There's only a few things to do. I need to sand back that messy glue. Attach the clock-face. Final sanding. Install the movement and hands. Attach the half-lap back. And oil. So close but so far away.

Friday, September 16, 2011

Half-lap huon


The back of the clock is formed by half-lapped 9mm huon pine strips. I made the rabbets which form the half-lap with a veritas small plow plane.


After sanding to 240 grit with the random orbit sander I took the time to insert my marker. A 35mm forsner bit and a little epoxy made easy work of that. (Easier then when the case is assembled.)


The strips are intentionally irregular sizes - intentional imperfections. It adds a charm to a simple modern style.


A little sneak peak. The clock face is now sanded and the plugs flush. 

Clock Carcass


The main carcass for the clock is made from Blackheart Sassafras. The "Blackheart' name reflects the timber's variegated colour formed from fungal spalting. Although an attractive timber it proved exceptionally difficult to work. Although the timber is soft (yet somewhat fragile) the spalted lines were considerably weak especially in the thin 9mm pieces. Several times while working the wood large pieces would split and fall apart. In the following pictures you'll see where I've epoxied and taped it back together.


Before resawing I attempted to stablise the timber by filling any voids with black epoxy. (Much like I did in the background with brown epoxy and blackbutt burl.)


The board was re-sawed into two 9mm boards. (See previous post for details.)



The corners of the carcass are dovetails. (See previous posts on how I dovetail.) The front and rear pin/tail are mitred to hide the back rabbet and match the clock moulding.

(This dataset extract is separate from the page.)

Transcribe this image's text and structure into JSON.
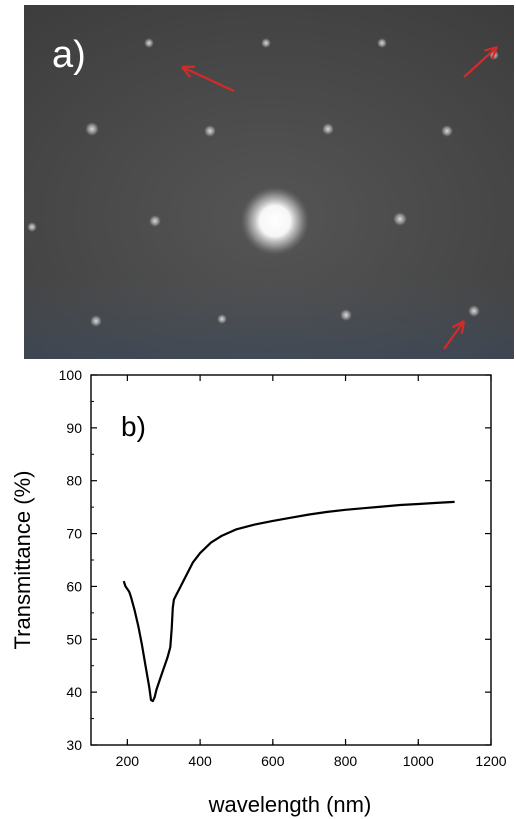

Not a very good photos but you get the idea. The bits of tape tell you there was multiple splits in the timber.



A small shelf lies halfway up the case to hold the base of the clock. The gap behind the shelf is intended for a hand to adjust the clock movement.


The inside moulding is mitred 9mm round over sassafras which will hold the clockface. The moulding was rounded by hand with a no 7 plane and sandpaper.


The glue up was messy. I used epoxy mixed with micro-fibre filler and black oxide concrete dye to produce a black gel. I opted for this method as I've run out of PVA and the black lines that remain after sanding match well with the blackheart sassafras.